Drugs are created in chemistry labs. You start with basic chemical ingredients, which can be bought from chemical companies or harvested from the living world. The production of drugs is like forensically accurate cooking, as each ingredient is mixed in to systematically add or subtract bits of molecules until you have the drug desired. Artemisinin is not a large molecule, but unfortunately it's also not easy—or more important, cheap—to synthesize using straightforward chemistry. Early in the process of working on synthetic circuits to create biosynthesized diesel, Stanford University researcher Jay Keasling was alerted by a student to the fact that one of the steps in their chemical pathway was also a key link in the chain that could produce synthetic artemisinin. While he tried to build a genetic circuit that would create diesel, his team also pursued another that would construct artemisinin. They published the first successful circuit for artemisinin synthesis in yeast in 2006, having switched from bacteria in 2003. It's built from twelve genes taken from three different organisms.

In both cases upscaling to industrial production was inherent in Keasling's aims, again marking the intent not merely to create, but to directly apply scientific research to real-world scenarios. It's a strange thing to see in a scientific paper, but from the start reducing the cost of production was clearly set out as a mission: “Industrial scale-up will be required to raise artemisinic acid production to a level high enough to reduce artemisinin combination therapies to significantly below their current prices.” This exemplifies the problem-solving, engineering sensibility built into synthetic biology. It denotes the application as the goal, not merely to produce a functional drug, but also to do it inexpensively.

Keasling's rationale for this apparent altruism stems from the market forces that had confused artemisinin farming in the preceding years. At the end of the twentieth century, there was a great paucity of wormwood farming, so the market drove the price of artemisinin up. Then, spotting a gap in the market, thousands of African and Asian farmers started growing wormwood. The price dropped. Yet even with the drug being artificially maintained by government clinics at $1 a dose, more than half of patients would buy more expensive versions out of convenience from market stalls not acknowledging the government intervention. Unreliable supply, fluctuations in prices, and variable yields drove the prices back up, and this pattern looked set to continue.

Keasling set up Amyris to develop artemisinin production, along with its diesel sibling (which has tanked, at least temporarily). Following that, the Bill and Melinda Gates Foundation, the charity set up by the Microsoft billionaire and his wife, chipped in with $46 million to the charity Institute for OneWorld Health, which worked with Amyris to realize industrial-scale production. Amyris has run this project on a not-for-profit basis and joined up with organizations such as the Global Fund to reduce the cost and distribute as much artemisinin (as part of a combination therapy) as possible, as cheaply as possible. That means driving the cost down to less than fifty cents per treatment. Amyris granted the pharmaceutical giant Sanofi-Aventis a royalty-free license to produce vats of synthetic artemisinin, which are expected to hit the shelves within the next two years.
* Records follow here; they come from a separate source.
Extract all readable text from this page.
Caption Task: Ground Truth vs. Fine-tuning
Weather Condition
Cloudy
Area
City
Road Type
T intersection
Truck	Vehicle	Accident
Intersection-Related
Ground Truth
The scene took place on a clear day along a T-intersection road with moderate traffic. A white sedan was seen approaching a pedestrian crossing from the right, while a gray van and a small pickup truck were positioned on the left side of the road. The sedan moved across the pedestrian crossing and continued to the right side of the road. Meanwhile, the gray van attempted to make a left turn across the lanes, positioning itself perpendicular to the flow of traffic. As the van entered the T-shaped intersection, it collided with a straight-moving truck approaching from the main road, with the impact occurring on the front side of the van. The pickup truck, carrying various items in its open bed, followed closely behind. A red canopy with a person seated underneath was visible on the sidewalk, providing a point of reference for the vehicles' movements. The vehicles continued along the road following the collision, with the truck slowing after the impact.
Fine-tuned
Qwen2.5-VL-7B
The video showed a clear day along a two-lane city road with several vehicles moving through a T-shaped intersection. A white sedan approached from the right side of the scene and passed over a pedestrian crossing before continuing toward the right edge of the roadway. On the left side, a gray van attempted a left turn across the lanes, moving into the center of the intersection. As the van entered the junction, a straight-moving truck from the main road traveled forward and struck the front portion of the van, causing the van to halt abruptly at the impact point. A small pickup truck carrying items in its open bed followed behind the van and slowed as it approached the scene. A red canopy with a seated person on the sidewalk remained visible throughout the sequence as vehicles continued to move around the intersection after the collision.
Implementation of a cocktail of antimalarial drugs is the WHO's strategy for combating malaria. This way, resistance doesn't evolve against artemisinin and declaw its therapeutic power, as it has for its ancestors. Yet companies disregard the WHO's strategy. Because the constituents of combined therapies can be sold individually, there is profit to be made in ignoring this organization's advice. In 2009, the WHO felt compelled to issue a briefing that warned companies to stop marketing artemisinin as a single therapy. According to the WHO report, the motivation of these companies is strictly financial. Andrea Bosman, part of the WHO's Global Malaria Programme, told
Nature
: “It's terrible. Who says there is no profit to be made in malaria? When you see the number of companies operating in Africa, and the diversity of products, you'd just be amazed.”